Ayoub, que acompanhou a recuperação judicial da Varig, afirma que propor soluções de mercado no socorro às empresas aéreas pode dificultar o acesso a crédito. “Não é fácil as empresas irem a mercado para captar. O BNDES deveria abrir o caixa mesmo”, afirma.

“Com a redução natural e abrupta do faturamento, essas empresas terão de recorrer a instrumentos como recuperação judicial”, afirma.

Nos EUA, a ajuda ao setor foi de US$ 25 bilhões (R$ 140 bilhões, pela cotação atual) até o momento. Uma das exigências da administração Donald Trump foi que as empresas mantivessem a maior parte dos destinos para os quais voavam antes da pandemia.

Na Europa, companhias também negociam pacotes de socorro com os governos. Segundo Tom Maes, diretor da Lufthansa para a América do Sul, a companhia chegou a reduzir a oferta de voos a 5% no fim de março. Atualmente, com a redução da curva epidêmica no continente, começa a reativar parte de sua malha.

Maes diz que a empresa negocia um aporte conjunto com governos da Alemanha e da Suíça de aproximadamente US$ 9 bilhões (cerca de R$ 51 bilhões). Entre as contrapartidas em negociação, está a participação acionária na empresa, por exemplo.

André Castellini, sócio da consultoria Bain & Company, por outro lado, vê sentido em que o volume de recursos seja menor do que o prejuízo das companhias aéreas brasileiras, ao menos neste momento, o que evita correria de credores em busca dos recursos.


O que o governo oferece

Setor aéreo

Valor: R$ 2 bilhões
Proposta: oferta, em parceria com sindicato de bancos, de instrumentos de mercado, como empréstimo e títulos lastreados em ações
Resultado: BNDES diz que Gol, Latam e Azul aceitaram o pacote, que ficou abaixo do que as empresas pediam

Setor de energia

Valor: entre R$ 12 bilhões e R$ 15 bilhões, segundo o mercado
Proposta: empréstimo com sindicato de bancos para garantir liquidez de curto prazo
Resultado: empresas questionam exigências para obter os recurso


“Com o caixa reduzido, o recurso será usado para o mais essencial, para manter a operação. É melhor liberar o dinheiro a conta-gotas para evitar gastança”, afirma ele.

O BNDES ainda não divulgou os termos em negociação com o setor automotivo, que praticamente zerou a produção em abril.

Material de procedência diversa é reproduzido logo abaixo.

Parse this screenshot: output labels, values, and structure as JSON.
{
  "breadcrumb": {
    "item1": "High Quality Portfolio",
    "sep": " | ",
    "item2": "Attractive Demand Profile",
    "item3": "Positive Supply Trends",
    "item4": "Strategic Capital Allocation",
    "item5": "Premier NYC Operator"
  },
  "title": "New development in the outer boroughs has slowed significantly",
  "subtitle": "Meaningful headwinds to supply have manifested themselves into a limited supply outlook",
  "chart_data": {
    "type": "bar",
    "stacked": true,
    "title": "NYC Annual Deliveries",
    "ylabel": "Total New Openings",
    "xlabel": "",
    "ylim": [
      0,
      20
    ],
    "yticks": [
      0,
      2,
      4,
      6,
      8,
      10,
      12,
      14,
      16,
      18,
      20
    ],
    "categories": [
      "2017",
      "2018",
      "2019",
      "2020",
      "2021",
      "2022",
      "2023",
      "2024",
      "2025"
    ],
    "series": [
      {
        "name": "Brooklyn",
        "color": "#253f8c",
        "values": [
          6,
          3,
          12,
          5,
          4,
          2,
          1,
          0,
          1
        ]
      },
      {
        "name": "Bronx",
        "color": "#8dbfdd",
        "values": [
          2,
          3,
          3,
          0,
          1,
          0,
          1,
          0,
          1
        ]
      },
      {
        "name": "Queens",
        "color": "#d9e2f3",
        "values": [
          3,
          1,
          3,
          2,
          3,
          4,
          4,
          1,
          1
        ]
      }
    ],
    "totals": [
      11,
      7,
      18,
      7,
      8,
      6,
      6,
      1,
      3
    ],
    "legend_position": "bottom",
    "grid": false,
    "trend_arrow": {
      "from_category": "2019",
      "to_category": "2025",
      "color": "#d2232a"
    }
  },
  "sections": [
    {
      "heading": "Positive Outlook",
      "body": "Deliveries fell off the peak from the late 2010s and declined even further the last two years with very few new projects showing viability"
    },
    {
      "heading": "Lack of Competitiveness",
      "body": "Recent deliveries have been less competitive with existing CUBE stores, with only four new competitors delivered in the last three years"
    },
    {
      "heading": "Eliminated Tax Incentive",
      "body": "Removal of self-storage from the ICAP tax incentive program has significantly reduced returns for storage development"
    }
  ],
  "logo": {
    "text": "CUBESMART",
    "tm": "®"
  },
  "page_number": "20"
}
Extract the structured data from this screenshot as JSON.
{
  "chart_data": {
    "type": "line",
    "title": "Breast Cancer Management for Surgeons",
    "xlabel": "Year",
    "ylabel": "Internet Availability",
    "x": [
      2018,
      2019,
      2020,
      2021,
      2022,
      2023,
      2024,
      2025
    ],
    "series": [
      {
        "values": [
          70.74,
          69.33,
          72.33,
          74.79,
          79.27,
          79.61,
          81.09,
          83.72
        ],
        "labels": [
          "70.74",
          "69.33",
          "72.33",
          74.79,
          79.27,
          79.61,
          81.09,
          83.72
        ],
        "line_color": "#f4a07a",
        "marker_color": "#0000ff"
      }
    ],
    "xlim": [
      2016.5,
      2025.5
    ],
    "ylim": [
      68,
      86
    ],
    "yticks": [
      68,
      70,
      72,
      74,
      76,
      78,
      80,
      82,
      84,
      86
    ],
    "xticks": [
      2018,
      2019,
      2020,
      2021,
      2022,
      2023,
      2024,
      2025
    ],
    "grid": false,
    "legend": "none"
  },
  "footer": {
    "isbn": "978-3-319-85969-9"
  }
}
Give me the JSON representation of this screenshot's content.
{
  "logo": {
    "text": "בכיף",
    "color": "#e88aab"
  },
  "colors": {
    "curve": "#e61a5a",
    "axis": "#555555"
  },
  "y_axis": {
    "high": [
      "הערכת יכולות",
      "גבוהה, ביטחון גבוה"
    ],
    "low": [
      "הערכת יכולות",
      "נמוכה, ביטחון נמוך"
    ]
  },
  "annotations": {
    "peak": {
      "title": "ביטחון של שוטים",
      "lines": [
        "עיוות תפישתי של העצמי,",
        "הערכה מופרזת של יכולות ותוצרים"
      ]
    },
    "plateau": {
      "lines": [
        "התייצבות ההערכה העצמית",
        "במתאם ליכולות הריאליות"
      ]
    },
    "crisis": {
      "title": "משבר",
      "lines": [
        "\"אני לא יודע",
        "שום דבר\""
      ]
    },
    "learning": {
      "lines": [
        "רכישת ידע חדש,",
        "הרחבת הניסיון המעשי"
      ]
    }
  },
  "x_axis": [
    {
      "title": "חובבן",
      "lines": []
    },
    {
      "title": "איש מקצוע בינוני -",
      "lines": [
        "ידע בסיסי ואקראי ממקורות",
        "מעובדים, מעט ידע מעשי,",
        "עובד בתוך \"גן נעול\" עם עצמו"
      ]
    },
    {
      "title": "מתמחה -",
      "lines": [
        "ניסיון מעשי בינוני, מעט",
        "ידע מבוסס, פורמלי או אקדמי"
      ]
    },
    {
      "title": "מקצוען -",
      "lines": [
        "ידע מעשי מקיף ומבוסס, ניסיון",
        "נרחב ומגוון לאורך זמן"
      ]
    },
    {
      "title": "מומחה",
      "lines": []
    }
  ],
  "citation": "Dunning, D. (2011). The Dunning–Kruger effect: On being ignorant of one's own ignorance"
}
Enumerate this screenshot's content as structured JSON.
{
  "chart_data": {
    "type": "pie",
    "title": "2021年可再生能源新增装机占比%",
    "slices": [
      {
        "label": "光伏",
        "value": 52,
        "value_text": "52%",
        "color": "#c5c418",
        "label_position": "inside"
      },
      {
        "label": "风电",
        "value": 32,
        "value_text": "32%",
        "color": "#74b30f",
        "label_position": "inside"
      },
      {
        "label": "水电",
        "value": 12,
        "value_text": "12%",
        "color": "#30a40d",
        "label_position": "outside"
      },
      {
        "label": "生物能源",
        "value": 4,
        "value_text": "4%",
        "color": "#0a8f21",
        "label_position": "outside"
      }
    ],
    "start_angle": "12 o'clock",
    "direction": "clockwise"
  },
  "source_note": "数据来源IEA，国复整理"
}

Sabe-se, porém, que os instrumentos serão semelhantes aos do setor aéreo, mas com exigências de que as matrizes no exterior participem do esforço —seja oferecendo garantias, seja buscando recursos.

Na sexta (15), porém, o presidente do banco estatal, Gustavo Montezano, disse que as empresas já haviam recebido comunicação em conjunto com a Febraban (Federação Brasileira de Bancos) e as negociações com as empresas que aceitaram os termos estavam em curso.

Em entrevista na semana passada, o diretor-executivo da Mercedes-Benz no Brasil disse, porém, que a discussão com os bancos privados e o BNDES “não está fácil”. Ele citou a taxa de juros proposta pelos bancos privados como um dos entraves para um acordo.

Para o vice-presidente da Associação Comercial do Rio de Janeiro, Hélio Ferraz, o governo deveria usar fundos públicos e dar mais garantias do Tesouro em créditos a empresas.

“Há fundos públicos que poderiam ser usados para alavancar financiamento com garantia do Tesouro. Se depender só do sistema de crédito, não vai responder a essa necessidade [de liquidez das empresas]. Nas empresas menores, com menor estrutura de capital, o risco deveria ser assumido pelo Tesouro”, diz.

Ele defende, ainda, um financiamento de longo prazo para quitação de impostos. “Teria um efeito de retorno ao setor público.”

Castellani pondera, no entanto, que planos de socorro com participação do mercado, como defende o Ministério da Economia, socializam apenas parte dos prejuízos com o contribuinte. “É importante para o país que o setor aéreo não desmonte, mas é importante também que quem investiu com risco pague o fato de que as coisas não deram totalmente certo”, diz.